Frank Sinatra Sings For Only The Lonely
Capitol Records (1958)

- Ebb Tide
- Spring Is Here
- Gone With The Wind
- One For My Baby (And One More For The Road)
- Sleep Warm (CD bonus track)
- Where Or When (CD bonus track)
- Only The Lonely
- Angel Eyes
- What's New?
- It's A Lonesome Old Town
- Willow Weep For Me
- Good-Bye
- Blues In The Night
- Guess I'll Hang My Tears Out To Dry
Considered by both Sinatra and Riddle to be their finest album, the recording industry agreed and awarded the album a Grammy the first year the awards were given—for best album art.
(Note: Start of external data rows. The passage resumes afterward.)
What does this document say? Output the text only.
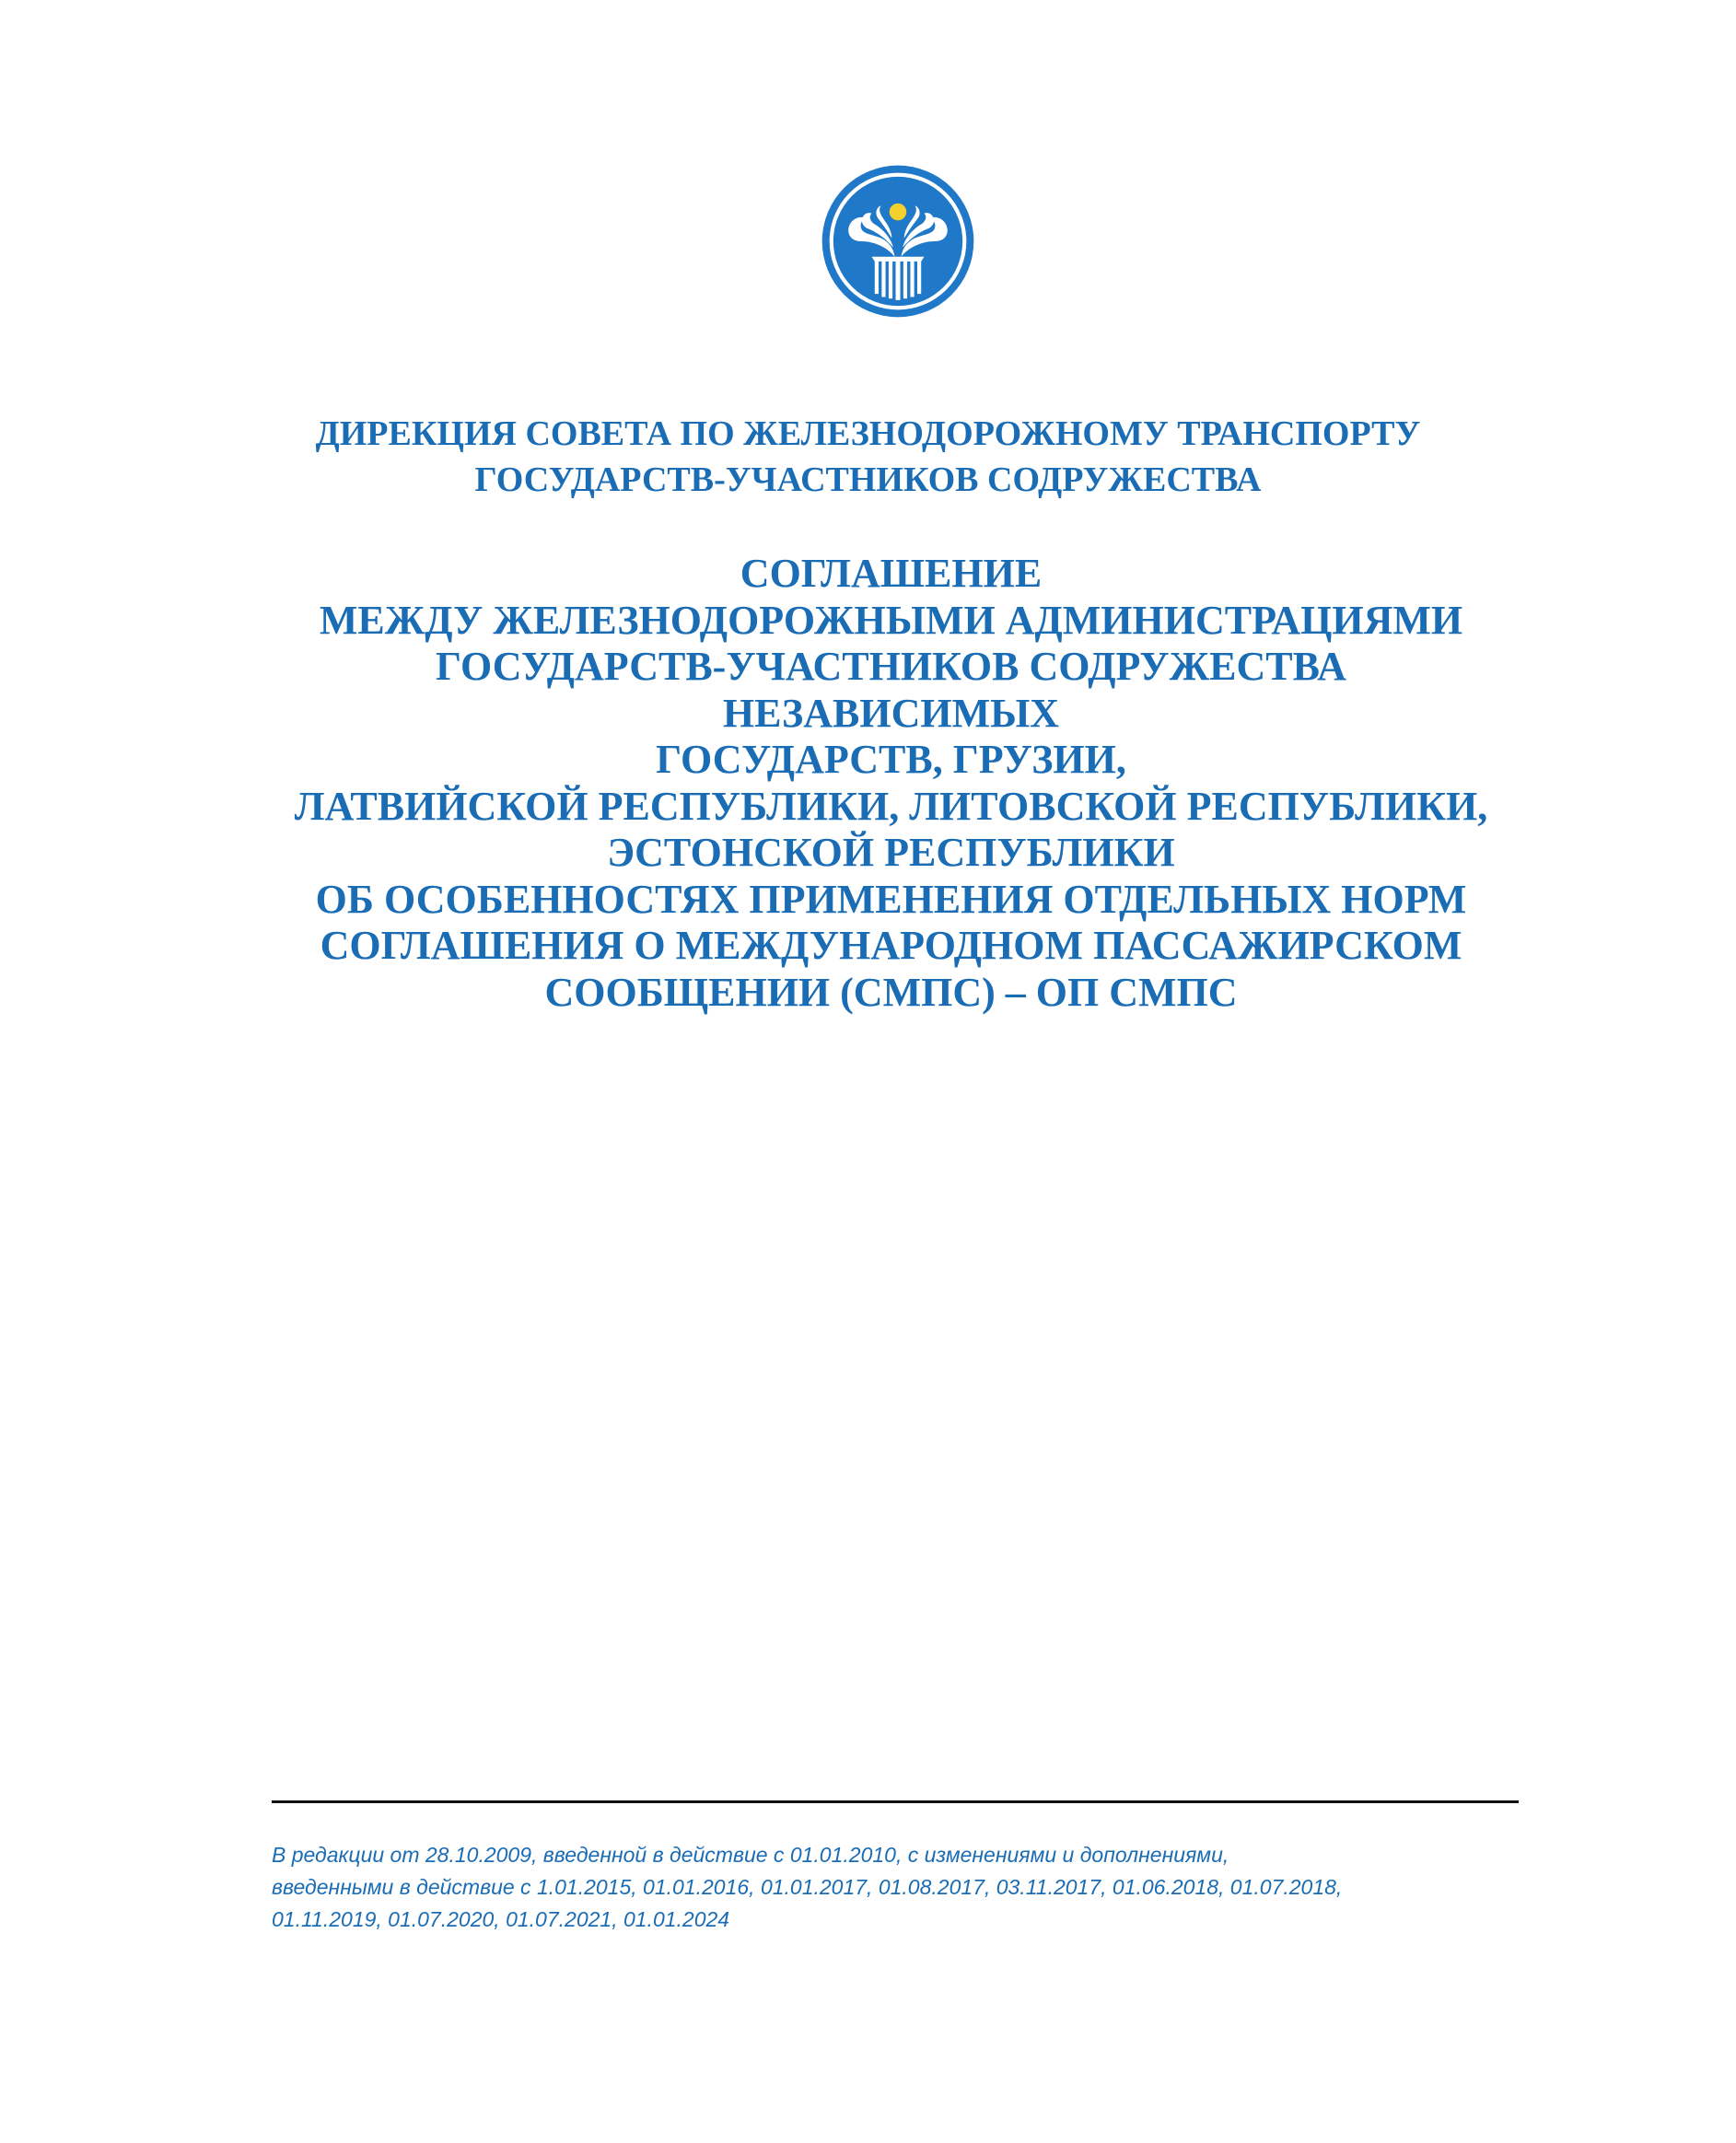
ДИРЕКЦИЯ СОВЕТА ПО ЖЕЛЕЗНОДОРОЖНОМУ ТРАНСПОРТУ
ГОСУДАРСТВ-УЧАСТНИКОВ СОДРУЖЕСТВА
СОГЛАШЕНИЕ
МЕЖДУ ЖЕЛЕЗНОДОРОЖНЫМИ АДМИНИСТРАЦИЯМИ
ГОСУДАРСТВ-УЧАСТНИКОВ СОДРУЖЕСТВА
НЕЗАВИСИМЫХ
ГОСУДАРСТВ, ГРУЗИИ,
ЛАТВИЙСКОЙ РЕСПУБЛИКИ, ЛИТОВСКОЙ РЕСПУБЛИКИ,
ЭСТОНСКОЙ РЕСПУБЛИКИ
ОБ ОСОБЕННОСТЯХ ПРИМЕНЕНИЯ ОТДЕЛЬНЫХ НОРМ
СОГЛАШЕНИЯ О МЕЖДУНАРОДНОМ ПАССАЖИРСКОМ
СООБЩЕНИИ (СМПС) – ОП СМПС
В редакции от 28.10.2009, введенной в действие с 01.01.2010, с изменениями и дополнениями,
введенными в действие с 1.01.2015, 01.01.2016, 01.01.2017, 01.08.2017, 03.11.2017, 01.06.2018, 01.07.2018,
01.11.2019, 01.07.2020, 01.07.2021, 01.01.2024
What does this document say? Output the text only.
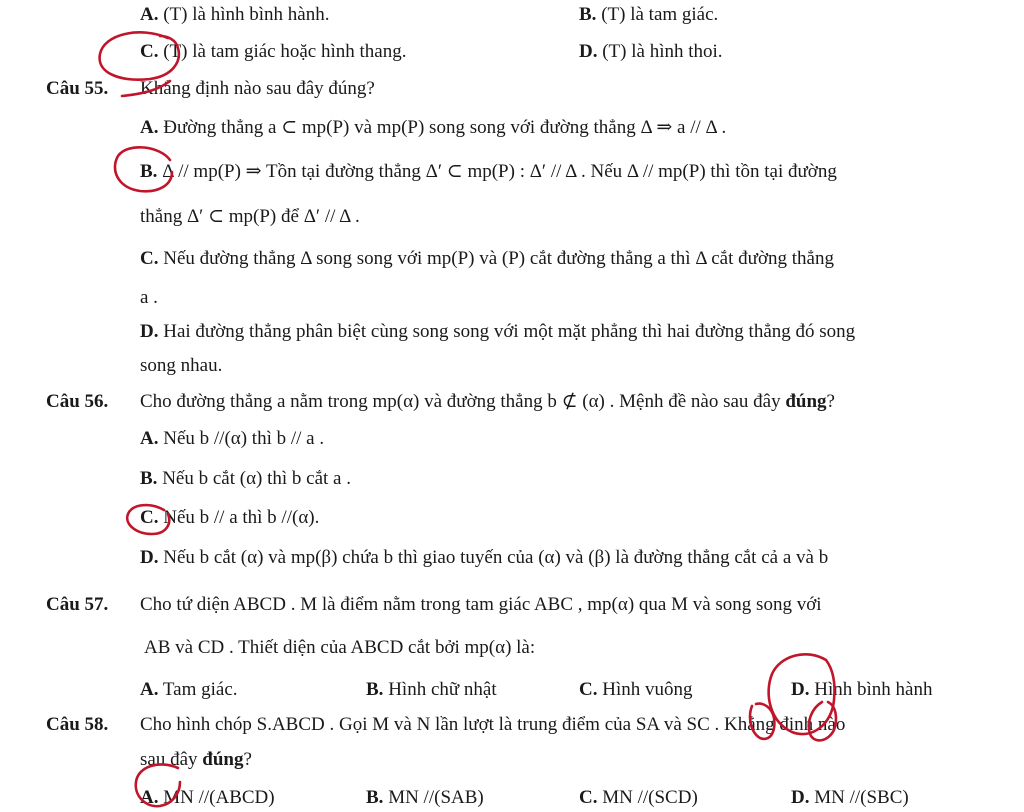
A. (T) là hình bình hành.	B. (T) là tam giác.
C. (T) là tam giác hoặc hình thang.	D. (T) là hình thoi.
Câu 55. Khẳng định nào sau đây đúng?
A. Đường thẳng a ⊂ mp(P) và mp(P) song song với đường thẳng Δ ⇒ a // Δ .
B. Δ // mp(P) ⇒ Tồn tại đường thẳng Δ′ ⊂ mp(P) : Δ′ // Δ . Nếu Δ // mp(P) thì tồn tại đường
thẳng Δ′ ⊂ mp(P) để Δ′ // Δ .
C. Nếu đường thẳng Δ song song với mp(P) và (P) cắt đường thẳng a thì Δ cắt đường thẳng
a .
D. Hai đường thẳng phân biệt cùng song song với một mặt phẳng thì hai đường thẳng đó song
song nhau.
Câu 56. Cho đường thẳng a nằm trong mp(α) và đường thẳng b ⊄ (α) . Mệnh đề nào sau đây đúng?
A. Nếu b //(α) thì b // a .
B. Nếu b cắt (α) thì b cắt a .
C. Nếu b // a thì b //(α).
D. Nếu b cắt (α) và mp(β) chứa b thì giao tuyến của (α) và (β) là đường thẳng cắt cả a và b
Câu 57. Cho tứ diện ABCD . M là điểm nằm trong tam giác ABC , mp(α) qua M và song song với
AB và CD . Thiết diện của ABCD cắt bởi mp(α) là:
A. Tam giác.	B. Hình chữ nhật	C. Hình vuông	D. Hình bình hành
Câu 58. Cho hình chóp S.ABCD . Gọi M và N lần lượt là trung điểm của SA và SC . Khẳng định nào
sau đây đúng?
A. MN //(ABCD)	B. MN //(SAB)	C. MN //(SCD)	D. MN //(SBC)
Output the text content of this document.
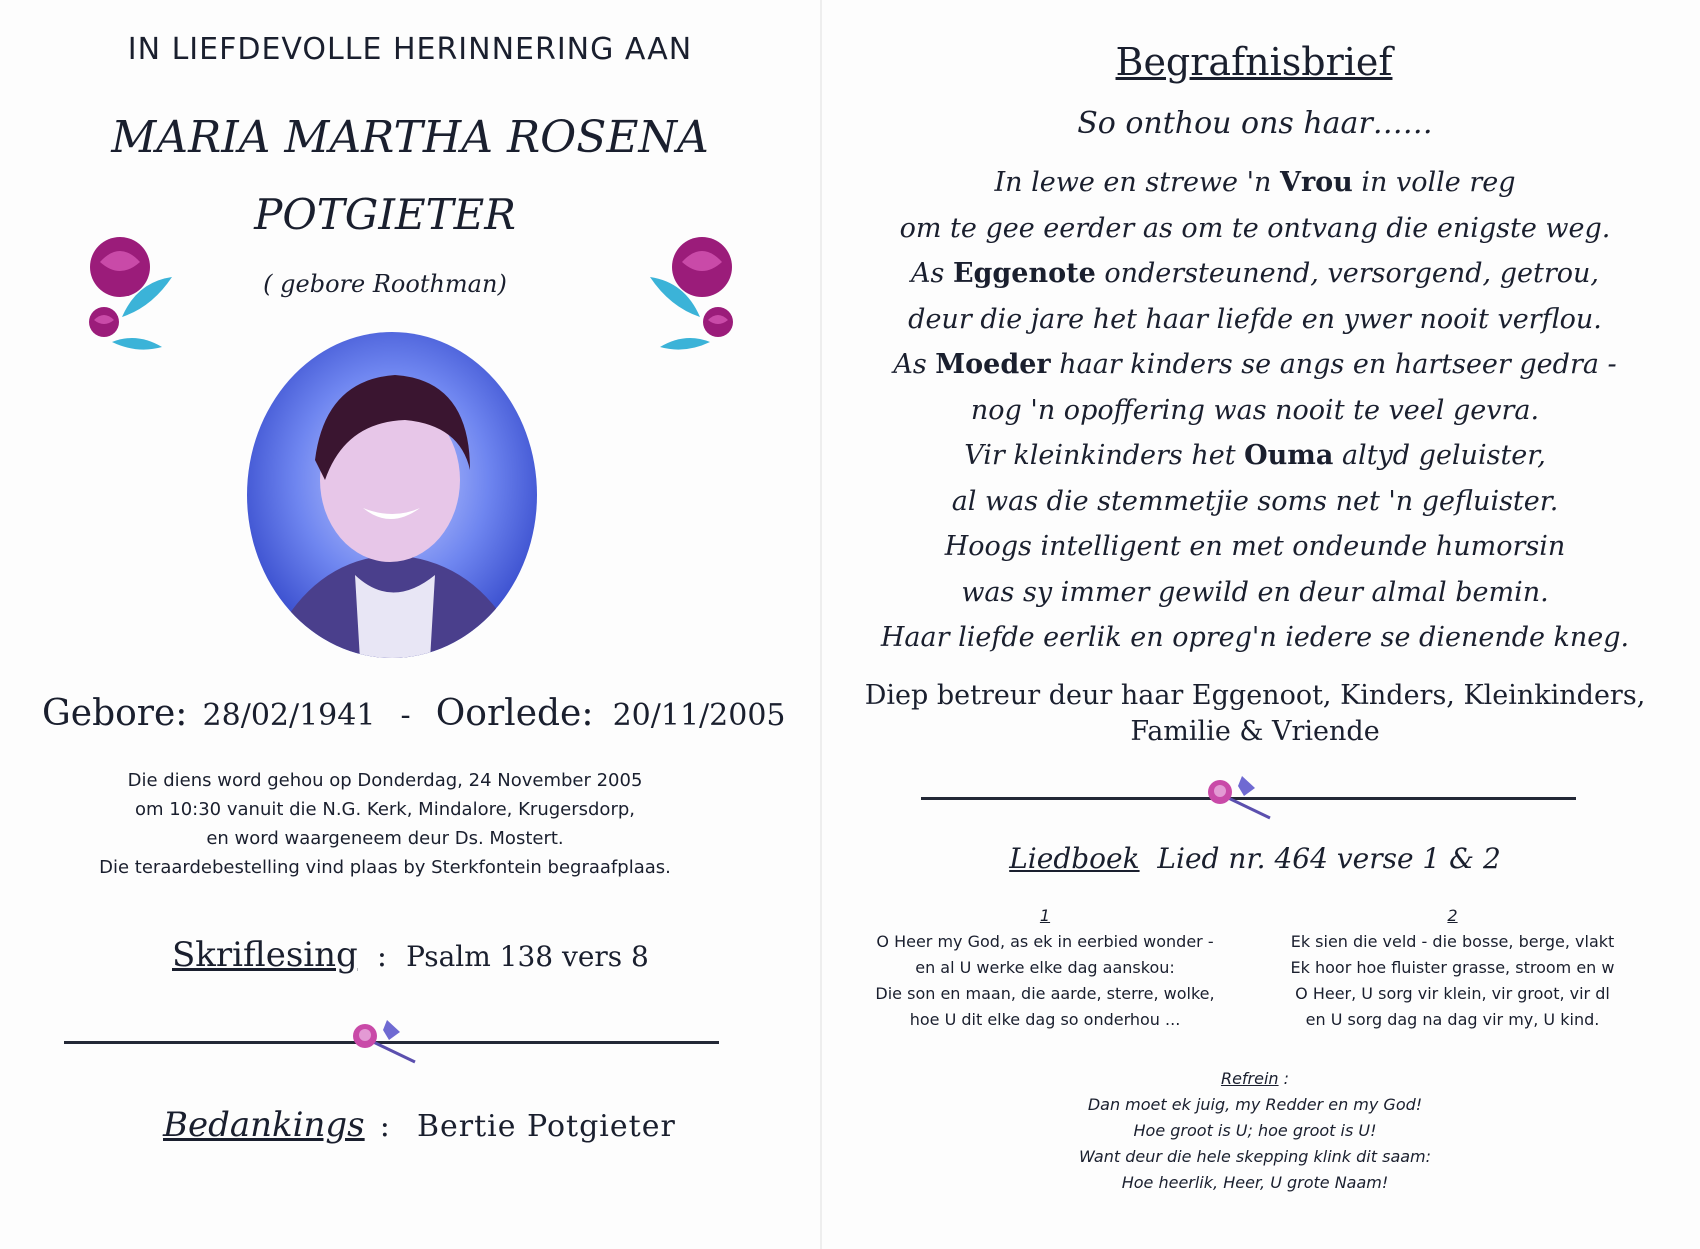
IN LIEFDEVOLLE HERINNERING AAN
MARIA MARTHA ROSENA
POTGIETER
( gebore Roothman)
Gebore: 28/02/1941 - Oorlede: 20/11/2005
Die diens word gehou op Donderdag, 24 November 2005
om 10:30 vanuit die N.G. Kerk, Mindalore, Krugersdorp,
en word waargeneem deur Ds. Mostert.
Die teraardebestelling vind plaas by Sterkfontein begraafplaas.
Skriflesing : Psalm 138 vers 8
Bedankings : Bertie Potgieter
Begrafnisbrief
So onthou ons haar……
In lewe en strewe 'n Vrou in volle reg
om te gee eerder as om te ontvang die enigste weg.
As Eggenote ondersteunend, versorgend, getrou,
deur die jare het haar liefde en ywer nooit verflou.
As Moeder haar kinders se angs en hartseer gedra -
nog 'n opoffering was nooit te veel gevra.
Vir kleinkinders het Ouma altyd geluister,
al was die stemmetjie soms net 'n gefluister.
Hoogs intelligent en met ondeunde humorsin
was sy immer gewild en deur almal bemin.
Haar liefde eerlik en opreg'n iedere se dienende kneg.
Diep betreur deur haar Eggenoot, Kinders, Kleinkinders,
Familie & Vriende
Liedboek Lied nr. 464 verse 1 & 2
1
O Heer my God, as ek in eerbied wonder -
en al U werke elke dag aanskou:
Die son en maan, die aarde, sterre, wolke,
hoe U dit elke dag so onderhou ...
2
Ek sien die veld - die bosse, berge, vlakt
Ek hoor hoe fluister grasse, stroom en w
O Heer, U sorg vir klein, vir groot, vir dl
en U sorg dag na dag vir my, U kind.
Refrein :
Dan moet ek juig, my Redder en my God!
Hoe groot is U; hoe groot is U!
Want deur die hele skepping klink dit saam:
Hoe heerlik, Heer, U grote Naam!
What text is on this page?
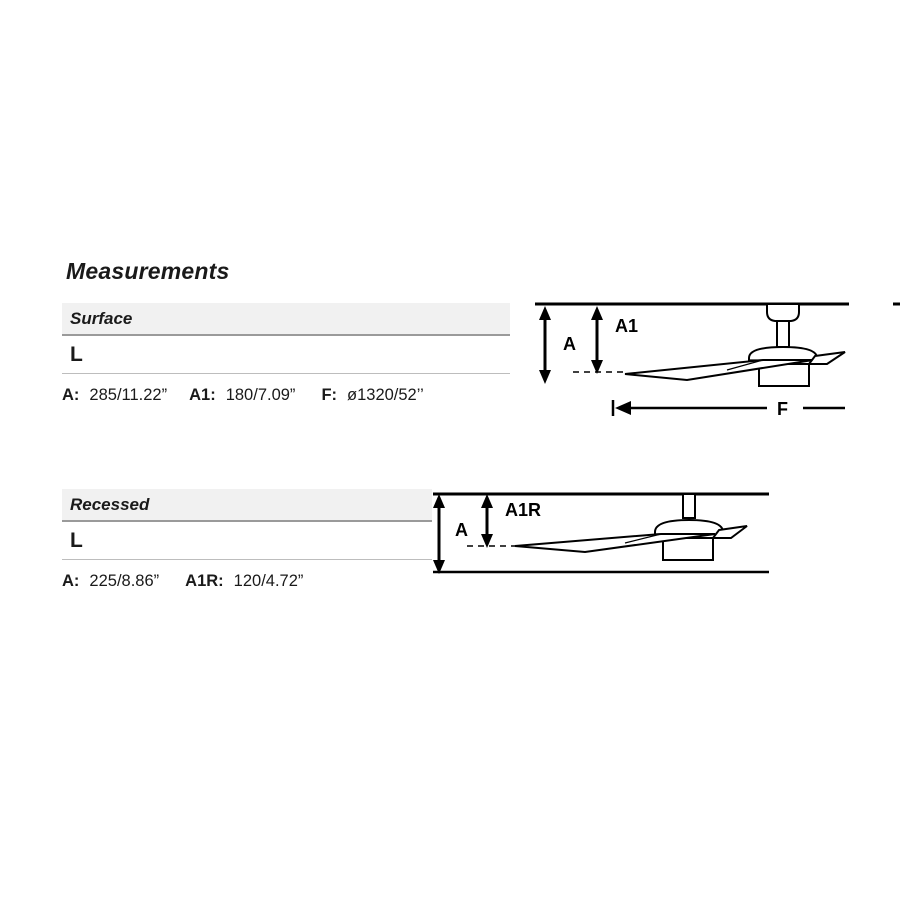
Measurements
Surface
L
A: 285/11.22” A1: 180/7.09” F: ø1320/52’’
A
A1
F
Recessed
L
A: 225/8.86” A1R: 120/4.72”
A
A1R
That Grammy award notwithstanding, this is truly a magnificent work of
dramatic interpretation. The 12 performances on the original album comprise
a virtual graduate program on turning three minute popular songs into three
act tragedies. Almost gothic in its despair, the album paints a much darker
vision than In The Wee Small Hours that perhaps makes it more difficult
to enjoy as a whole. While Small Hours
is imbued with a wistful
sense of melancholy that allows the album to straddle a fine line between
tool of seduction and salve, Only The Lonely
comes down squarely on the
side of despair.
Individually, the songs performed by this self-proclaimed Saloon
Singer
demonstrate the manner in which he elevated the torch song
to high art. Angel Eyes,
What's New?,
Guess
I'll Hang My Tears Out To Dry,
and One For My Baby
are
all breathtaking individually even if the cumulative effect is nearly too
much to take.
Described by long-time lyricist Sammy Cahn, The Frank Sinatra that
we know and have (and hardly know) is an artist with as many forms and patterns
as can be found in a child's kaleidoscopticon. Come
Fly With Me is one Sinatra.
'All The Way' is another Sinatra. A Sinatra singing a hymn of loneliness
could very well be the real Sinatra.
Recorded on June 24, 25, and 29, 1958. The album spent 5 weeks at No. 1 starting on September 29, and eventually spent an astounding two years on the charts.